On 3 November, India celebrated the International One Health Day, which aims to drive awareness around the shared health threats at the human-animal-environment interface. The idea becomes especially important after the covid pandemic.
The department of animal husbandry and dairying (DAHD) is engaging with various other departments to tackle the rising threat of zoonotic diseases that transmit from animals to humans. Atul Chaturvedi, secretary, department of animal husbandry and dairying, spoke to Mint about the One Health approach. Edited excerpts from an interview
What is the importance of the One Health approach in India?
Post-pandemic India must take a holistic approach towards health. With increased connection between animals and humans, we face threats of zoonotic disease outbreaks that can have a devastating impact on the society and economy. The One Health approach will be key in addressing human-animal interactions and their impacts. The One Health implementation is still at a nascent stage in India and needs efforts from all stakeholders to strengthen its framework.
How do you think the One Health approach is important with regard to mitigating future pandemics?
The covid-19 pandemic has showcased the devastating impacts that a disease outbreak can have on human life and has raised awareness about and accelerated the implementation of One Health in India and globally.
The One Health approach has been recognized and is being implemented to achieve human well-being and for the development of social and environmental ecosystems.
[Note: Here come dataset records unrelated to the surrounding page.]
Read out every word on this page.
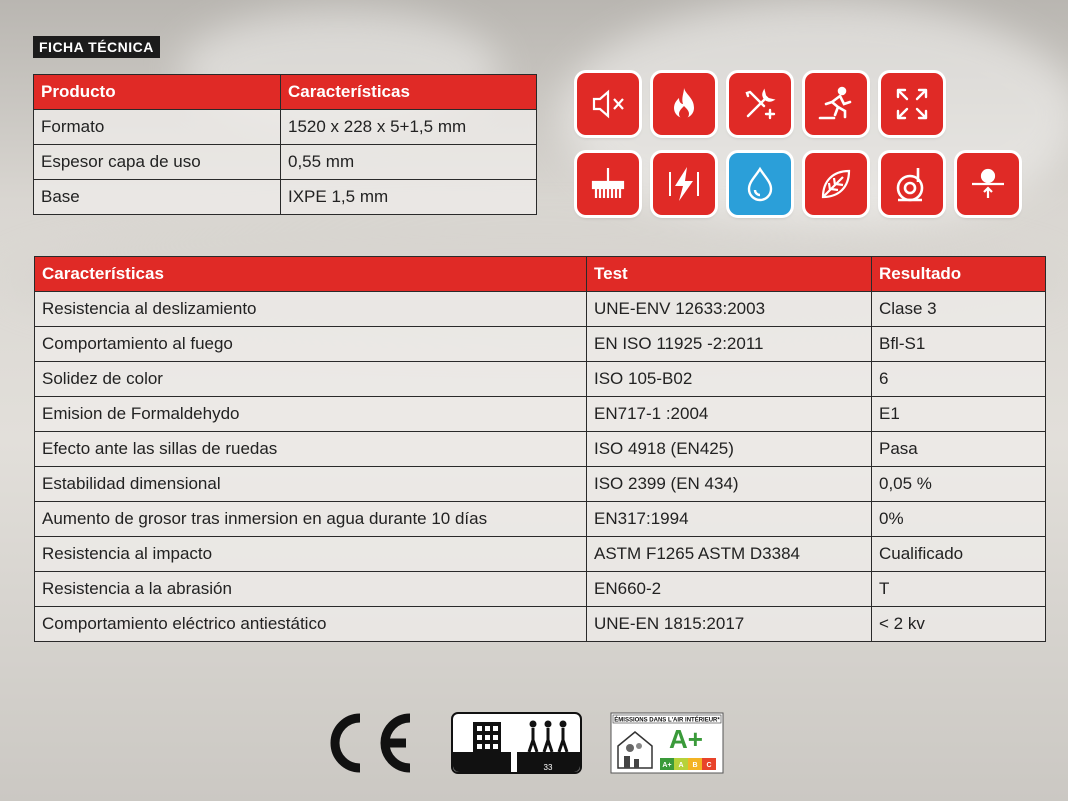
FICHA TÉCNICA
Producto	Características
Formato	1520 x 228 x 5+1,5 mm
Espesor capa de uso	0,55 mm
Base	IXPE 1,5 mm
Características	Test	Resultado
Resistencia al deslizamiento	UNE-ENV 12633:2003	Clase 3
Comportamiento al fuego	EN ISO 11925 -2:2011	Bfl-S1
Solidez de color	ISO 105-B02	6
Emision de Formaldehydo	EN717-1 :2004	E1
Efecto ante las sillas de ruedas	ISO 4918 (EN425)	Pasa
Estabilidad dimensional	ISO 2399 (EN 434)	0,05 %
Aumento de grosor tras inmersion en agua durante 10 días	EN317:1994	0%
Resistencia al impacto	ASTM F1265 ASTM D3384	Cualificado
Resistencia a la abrasión	EN660-2	T
Comportamiento eléctrico antiestático	UNE-EN 1815:2017	< 2 kv
33
ÉMISSIONS DANS L'AIR INTÉRIEUR*
A+
A+ A B C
The One Health framework will help in prediction, early detection, prevention, tracking and control of public health challenges and emergencies and mitigate endemic zoonotic infections and outbreaks.
How is your department implementing the One Health framework in India?
The One Health framework is being implemented with a multi-stakeholder approach, bringing together stakeholders from the public as well as the private sector. The Government of India is committed to focusing its resources on improving the health and security of livestock and people. This will be achieved by building and strengthening India’s One Health system, including animal and human disease surveillance; workforce development; improved laboratory infrastructure; rapid outbreak detection, reporting and response; biosecurity in animal production systems, and by building human capital and community awareness.
The recent announcement by Prime Minister Narendra Modi about the establishment of a National Institution for One Health as part of the PM Ayushman scheme is a step forward in accelerating our efforts.